I was ecstatic when I was invited to interview for the opportunity to attend my dream grad school. My mom can affirm that I literally screamed when I heard the message. I immediately called back to confirm the interview. Then, being the worry wart that I am, I proceeded to research anything & everything that I could think of to help me prepare for that interview.
I started with the school’s website. Was there any information there that I could commit to memory? Particularly things that would make it seem as if I had truly done my research on the program & make me stand out as a candidate. My school is private and had only been WASC accredited since 2006, less than a decade. My position as a Quality Assurance Specialist required that I have knowledge of WASC for our non-public school. I used their somewhat recent accreditation as a way of demonstrating both my interest in their program and my professional experience.
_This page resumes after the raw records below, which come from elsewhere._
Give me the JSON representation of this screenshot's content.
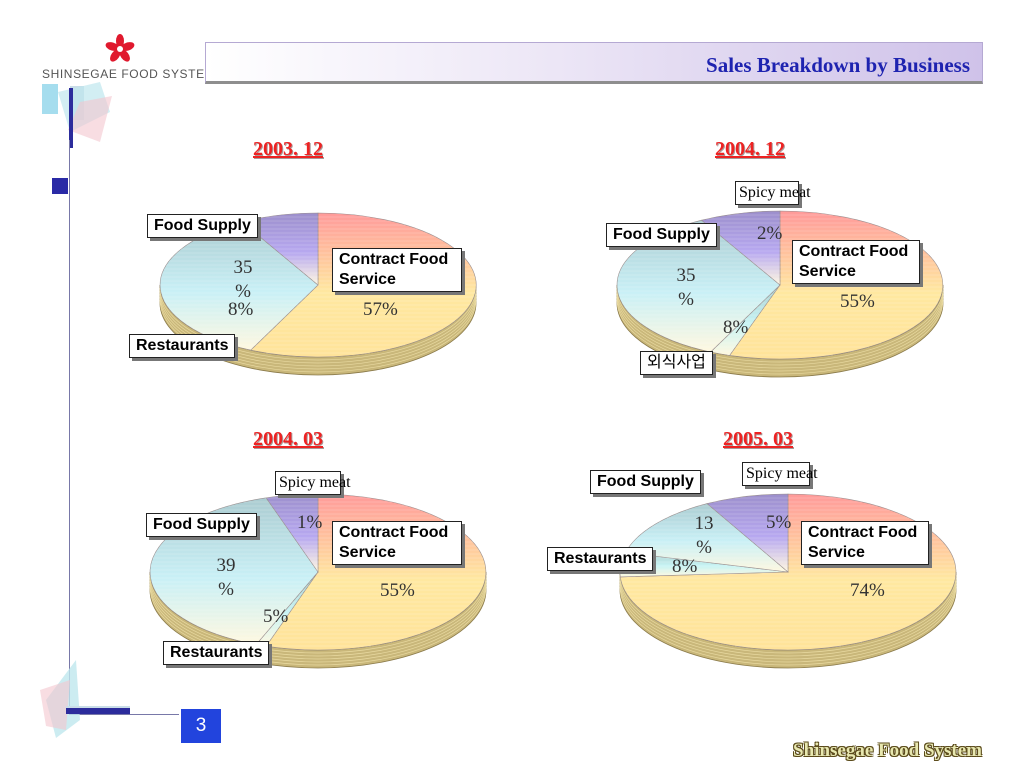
{
  "slide": {
    "title": "Sales Breakdown by Business",
    "logo_text": "SHINSEGAE FOOD SYSTEM",
    "page_number": "3",
    "footer": "Shinsegae Food System"
  },
  "colors": {
    "contract": "#ffe8a0",
    "food_supply": "#c9f0f6",
    "restaurants": "#b7a8f0",
    "spicy_meat": "#c8f4f4"
  },
  "chart_data": [
    {
      "type": "pie",
      "title": "2003. 12",
      "slices": [
        {
          "label": "Contract Food Service",
          "value": 57,
          "value_label": "57%"
        },
        {
          "label": "Food Supply",
          "value": 35,
          "value_label": "35\n%"
        },
        {
          "label": "Restaurants",
          "value": 8,
          "value_label": "8%"
        }
      ]
    },
    {
      "type": "pie",
      "title": "2004. 12",
      "slices": [
        {
          "label": "Contract Food Service",
          "value": 55,
          "value_label": "55%"
        },
        {
          "label": "Spicy meat",
          "value": 2,
          "value_label": "2%"
        },
        {
          "label": "Food Supply",
          "value": 35,
          "value_label": "35\n%"
        },
        {
          "label": "외식사업",
          "value": 8,
          "value_label": "8%"
        }
      ]
    },
    {
      "type": "pie",
      "title": "2004. 03",
      "slices": [
        {
          "label": "Contract Food Service",
          "value": 55,
          "value_label": "55%"
        },
        {
          "label": "Spicy meat",
          "value": 1,
          "value_label": "1%"
        },
        {
          "label": "Food Supply",
          "value": 39,
          "value_label": "39\n%"
        },
        {
          "label": "Restaurants",
          "value": 5,
          "value_label": "5%"
        }
      ]
    },
    {
      "type": "pie",
      "title": "2005. 03",
      "slices": [
        {
          "label": "Contract Food Service",
          "value": 74,
          "value_label": "74%"
        },
        {
          "label": "Spicy meat",
          "value": 5,
          "value_label": "5%"
        },
        {
          "label": "Food Supply",
          "value": 13,
          "value_label": "13\n%"
        },
        {
          "label": "Restaurants",
          "value": 8,
          "value_label": "8%"
        }
      ]
    }
  ]
}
I then compiled a list of questions to ask my interviewers when given a chance. My plan was to make it clear that while they would be determining whether I was qualified to attend their school, I would be deciding whether or not the school was able to meet all of my needs as a student. A few items on my list included:
- How long does it take to complete the program as a full-time student vs. a part-time student?
- How feasible is it for a student to work full-time vs. part-time while in the program?
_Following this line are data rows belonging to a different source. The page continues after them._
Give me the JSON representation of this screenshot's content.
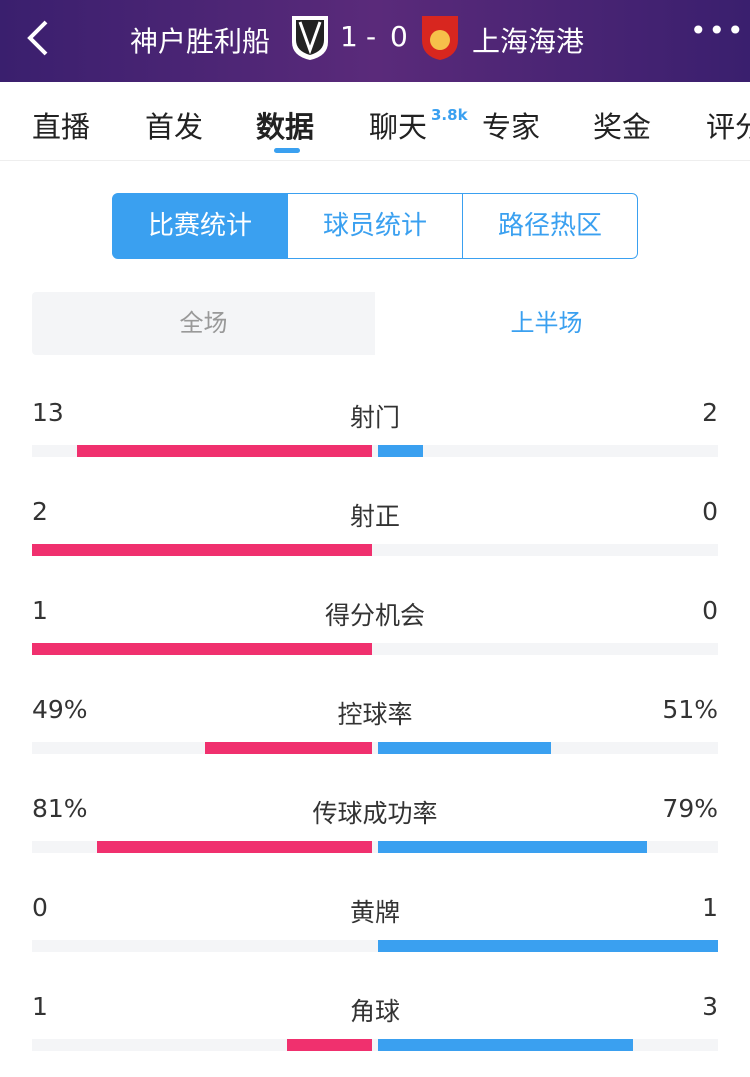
{
  "header": {
    "home_team": "神户胜利船",
    "home_score": 1,
    "away_score": 0,
    "away_team": "上海海港"
  },
  "tabs": [
    {
      "label": "直播"
    },
    {
      "label": "首发"
    },
    {
      "label": "数据",
      "active": true
    },
    {
      "label": "聊天",
      "badge": "3.8k"
    },
    {
      "label": "专家"
    },
    {
      "label": "奖金"
    },
    {
      "label": "评分"
    }
  ],
  "segments": [
    {
      "label": "比赛统计",
      "active": true
    },
    {
      "label": "球员统计"
    },
    {
      "label": "路径热区"
    }
  ],
  "periods": [
    {
      "label": "全场"
    },
    {
      "label": "上半场",
      "active": true
    }
  ],
  "stats": [
    {
      "name": "射门",
      "home": 13,
      "away": 2,
      "bar_scale": "share"
    },
    {
      "name": "射正",
      "home": 2,
      "away": 0,
      "bar_scale": "share"
    },
    {
      "name": "得分机会",
      "home": 1,
      "away": 0,
      "bar_scale": "share"
    },
    {
      "name": "控球率",
      "home": {
        "value": 49,
        "label": "49%"
      },
      "away": {
        "value": 51,
        "label": "51%"
      },
      "bar_scale": "percent"
    },
    {
      "name": "传球成功率",
      "home": {
        "value": 81,
        "label": "81%"
      },
      "away": {
        "value": 79,
        "label": "79%"
      },
      "bar_scale": "percent"
    },
    {
      "name": "黄牌",
      "home": 0,
      "away": 1,
      "bar_scale": "share"
    },
    {
      "name": "角球",
      "home": 1,
      "away": 3,
      "bar_scale": "share"
    }
  ],
  "colors": {
    "home": "#f0306e",
    "away": "#3aa0f0"
  }
}
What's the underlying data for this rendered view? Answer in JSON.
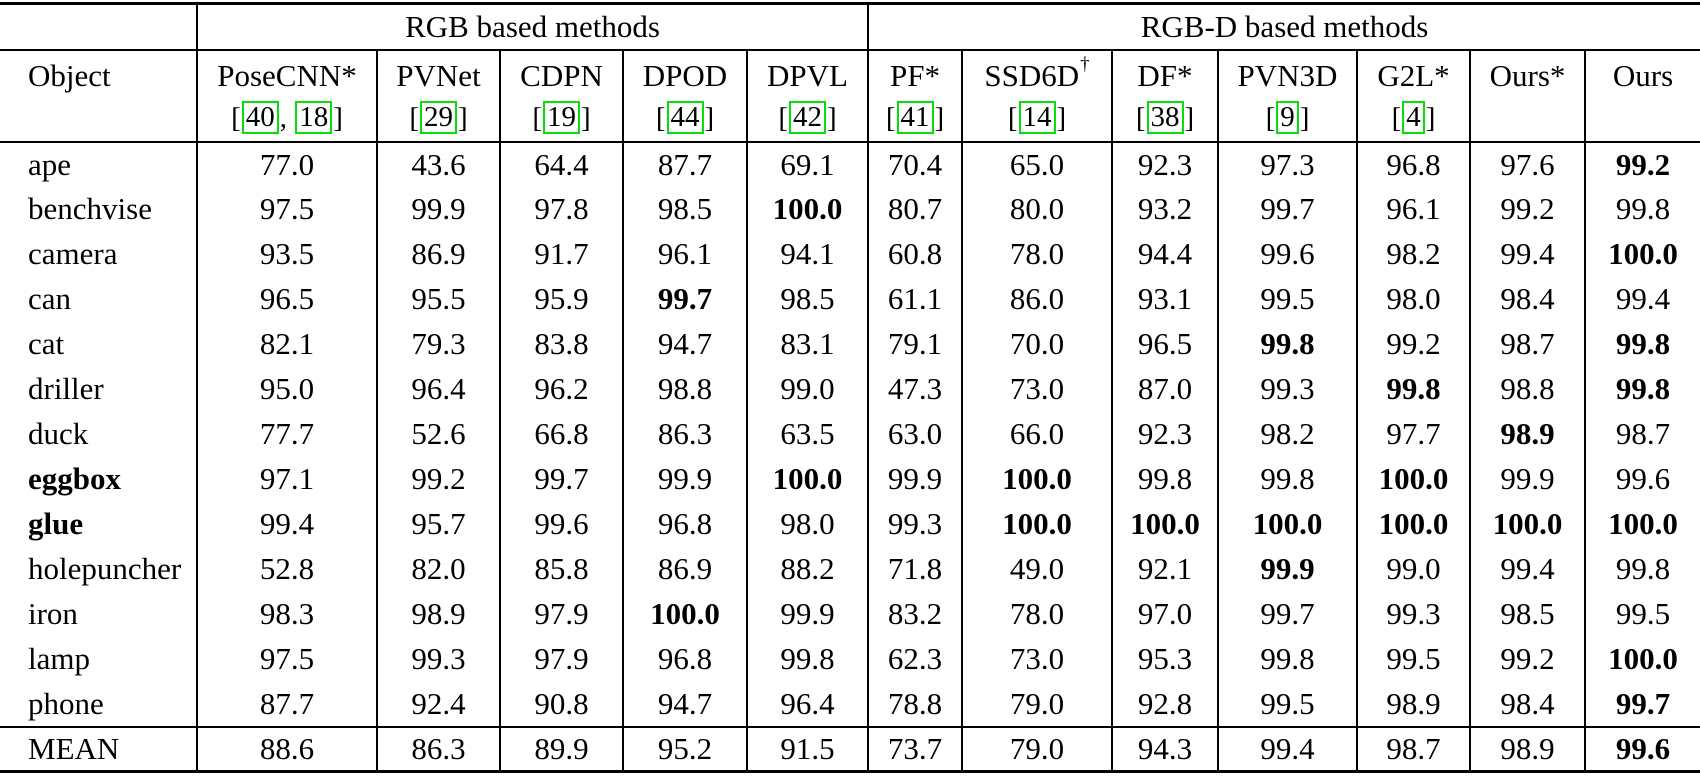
{
  "table": {
    "group_header": {
      "rgb_label": "RGB based methods",
      "rgbd_label": "RGB-D based methods",
      "rgb_span": 5,
      "rgbd_span": 7
    },
    "citation_format": {
      "open": "[",
      "separator": ", ",
      "close": "]"
    },
    "columns": [
      {
        "name": "Object",
        "citations": []
      },
      {
        "name": "PoseCNN*",
        "citations": [
          "40",
          "18"
        ]
      },
      {
        "name": "PVNet",
        "citations": [
          "29"
        ]
      },
      {
        "name": "CDPN",
        "citations": [
          "19"
        ]
      },
      {
        "name": "DPOD",
        "citations": [
          "44"
        ]
      },
      {
        "name": "DPVL",
        "citations": [
          "42"
        ]
      },
      {
        "name": "PF*",
        "citations": [
          "41"
        ]
      },
      {
        "name": "SSD6D",
        "sup": "†",
        "citations": [
          "14"
        ]
      },
      {
        "name": "DF*",
        "citations": [
          "38"
        ]
      },
      {
        "name": "PVN3D",
        "citations": [
          "9"
        ]
      },
      {
        "name": "G2L*",
        "citations": [
          "4"
        ]
      },
      {
        "name": "Ours*",
        "citations": []
      },
      {
        "name": "Ours",
        "citations": []
      }
    ],
    "rows": [
      {
        "object": "ape",
        "bold_label": false,
        "values": [
          "77.0",
          "43.6",
          "64.4",
          "87.7",
          "69.1",
          "70.4",
          "65.0",
          "92.3",
          "97.3",
          "96.8",
          "97.6",
          "99.2"
        ],
        "bold": [
          11
        ]
      },
      {
        "object": "benchvise",
        "bold_label": false,
        "values": [
          "97.5",
          "99.9",
          "97.8",
          "98.5",
          "100.0",
          "80.7",
          "80.0",
          "93.2",
          "99.7",
          "96.1",
          "99.2",
          "99.8"
        ],
        "bold": [
          4
        ]
      },
      {
        "object": "camera",
        "bold_label": false,
        "values": [
          "93.5",
          "86.9",
          "91.7",
          "96.1",
          "94.1",
          "60.8",
          "78.0",
          "94.4",
          "99.6",
          "98.2",
          "99.4",
          "100.0"
        ],
        "bold": [
          11
        ]
      },
      {
        "object": "can",
        "bold_label": false,
        "values": [
          "96.5",
          "95.5",
          "95.9",
          "99.7",
          "98.5",
          "61.1",
          "86.0",
          "93.1",
          "99.5",
          "98.0",
          "98.4",
          "99.4"
        ],
        "bold": [
          3
        ]
      },
      {
        "object": "cat",
        "bold_label": false,
        "values": [
          "82.1",
          "79.3",
          "83.8",
          "94.7",
          "83.1",
          "79.1",
          "70.0",
          "96.5",
          "99.8",
          "99.2",
          "98.7",
          "99.8"
        ],
        "bold": [
          8,
          11
        ]
      },
      {
        "object": "driller",
        "bold_label": false,
        "values": [
          "95.0",
          "96.4",
          "96.2",
          "98.8",
          "99.0",
          "47.3",
          "73.0",
          "87.0",
          "99.3",
          "99.8",
          "98.8",
          "99.8"
        ],
        "bold": [
          9,
          11
        ]
      },
      {
        "object": "duck",
        "bold_label": false,
        "values": [
          "77.7",
          "52.6",
          "66.8",
          "86.3",
          "63.5",
          "63.0",
          "66.0",
          "92.3",
          "98.2",
          "97.7",
          "98.9",
          "98.7"
        ],
        "bold": [
          10
        ]
      },
      {
        "object": "eggbox",
        "bold_label": true,
        "values": [
          "97.1",
          "99.2",
          "99.7",
          "99.9",
          "100.0",
          "99.9",
          "100.0",
          "99.8",
          "99.8",
          "100.0",
          "99.9",
          "99.6"
        ],
        "bold": [
          4,
          6,
          9
        ]
      },
      {
        "object": "glue",
        "bold_label": true,
        "values": [
          "99.4",
          "95.7",
          "99.6",
          "96.8",
          "98.0",
          "99.3",
          "100.0",
          "100.0",
          "100.0",
          "100.0",
          "100.0",
          "100.0"
        ],
        "bold": [
          6,
          7,
          8,
          9,
          10,
          11
        ]
      },
      {
        "object": "holepuncher",
        "bold_label": false,
        "values": [
          "52.8",
          "82.0",
          "85.8",
          "86.9",
          "88.2",
          "71.8",
          "49.0",
          "92.1",
          "99.9",
          "99.0",
          "99.4",
          "99.8"
        ],
        "bold": [
          8
        ]
      },
      {
        "object": "iron",
        "bold_label": false,
        "values": [
          "98.3",
          "98.9",
          "97.9",
          "100.0",
          "99.9",
          "83.2",
          "78.0",
          "97.0",
          "99.7",
          "99.3",
          "98.5",
          "99.5"
        ],
        "bold": [
          3
        ]
      },
      {
        "object": "lamp",
        "bold_label": false,
        "values": [
          "97.5",
          "99.3",
          "97.9",
          "96.8",
          "99.8",
          "62.3",
          "73.0",
          "95.3",
          "99.8",
          "99.5",
          "99.2",
          "100.0"
        ],
        "bold": [
          11
        ]
      },
      {
        "object": "phone",
        "bold_label": false,
        "values": [
          "87.7",
          "92.4",
          "90.8",
          "94.7",
          "96.4",
          "78.8",
          "79.0",
          "92.8",
          "99.5",
          "98.9",
          "98.4",
          "99.7"
        ],
        "bold": [
          11
        ]
      }
    ],
    "mean": {
      "object": "MEAN",
      "values": [
        "88.6",
        "86.3",
        "89.9",
        "95.2",
        "91.5",
        "73.7",
        "79.0",
        "94.3",
        "99.4",
        "98.7",
        "98.9",
        "99.6"
      ],
      "bold": [
        11
      ]
    }
  },
  "colors": {
    "citation_box": "#0bdc0b",
    "text": "#000000",
    "background": "#ffffff",
    "rule": "#000000"
  }
}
- What’s the professor to student ratio?
- How available are the professors to their students? Do they typically schedule office hours or perhaps provide email/cell phone contact as needed?
- I noticed financial aid information is posted on the school’s website, but are one-on-one consultations provided if needed to help in understanding the financial aid process?
- Are students required to find a site for their practicum on their own or does the school assist in linking them to programs?
- Is a thesis required to graduate? Research project? Test?
Personally, I was less concerned with what I would say in response to their questions than what I would be asking them. After all, talking about yourself is the easy part. All in all, I believe I spent just as long asking them questions as they did asking me. It definitely payed off! At about question 5 they teased, “Are we interviewing you, or the other way around?” To which I replied, “Well, I have a very important decision to make as well!” At the end, they told me they were very impressed by my preparedness. Then a few days later when they called to offer me a spot in the program, they mentioned that I was by far the most impressive interviewee they had! Lesson of the day: you can never be too prepared!